Imagínese a David Foster Wallace escribiendo una segunda novela total casi tres décadas después de haber publicado La broma infinita, esta vez articulándola, por supuesto, en torno a las neoderivas del capitalismo. Luego imagínese a David Lynch trasladando la obra a la gran pantalla y urdiendo inquietantes retazos cinematográficos, donde los quejidos nocturnos de un planeta agónico adquieren la cualidad onírica de las peores pesadillas. Imagínese, por último, una historia que pone contra las cuerdas la archiconocida cita de Tolstoi, porque narra los avatares de una familia infeliz que es, como en un cuento de Borges, un compendio de todas o casi todas las familias, con sus neurosis y sus disfuncionalidades, con sus chavales extraviados y sus ancianos a umbrales de la muerte. Imagínese que todo lo anterior carece de importancia, porque ni las penurias familiares ni los infortunios del medioambiente pueden opacar lo realmente perentorio y primordial: el crecimiento de la economía, la competitividad, la maximización a ultranza del beneficio. ¿Le cuesta imaginárselo?

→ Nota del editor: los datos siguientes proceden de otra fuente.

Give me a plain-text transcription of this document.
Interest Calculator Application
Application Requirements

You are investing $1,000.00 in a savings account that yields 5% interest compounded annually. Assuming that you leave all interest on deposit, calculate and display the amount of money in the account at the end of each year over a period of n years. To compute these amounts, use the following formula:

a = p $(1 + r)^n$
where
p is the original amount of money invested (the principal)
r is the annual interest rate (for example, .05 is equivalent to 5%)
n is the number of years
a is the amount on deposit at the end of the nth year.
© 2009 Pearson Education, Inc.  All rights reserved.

Si es así, si le resulta imposible articular —siquiera a modo de hipótesis— esta prolijidad de variables, debe ser porque usted aún no ha leído Los que escuchan, la última novela del murciano Diego Sánchez Aguilar, por cuyas páginas pululan una retahíla de miserables traumas infantiles, y una mujer acosada por el insomnio, y una hermana antisistema que padece un trastorno agudo de ecoansiedad, y un profeta enajenado y sabio, y una niña ciega que hace las veces de trasunto de Greta Thunberg, y automóviles que conducen sin remedio a un destino que ha sido calculado por un navegador vía satélite, y ciudades que tienen forma de estanterías de bibliotecas y se pierden en líneas de fuga trazadas por artistas de la perspectiva y la profundidad y la geometría, y ojos abiertos hasta el límite de sus posibilidades anatómicas, y un murmullo lynchiano brotando de las entradas de la Tierra, y una tanda de políticos hipócritas a quienes, como a todo político, solo les preocupa la reelección, el voto útil, el poder, ay, pese a que finjan regirse por una miríada de buenas intenciones, empezando por el empeño en atajar nuestro desdén ante lo ineludible (y horripilante) del cambio climático. Todo esto y mucho más figura, como digo, en las páginas de Los que escuchan.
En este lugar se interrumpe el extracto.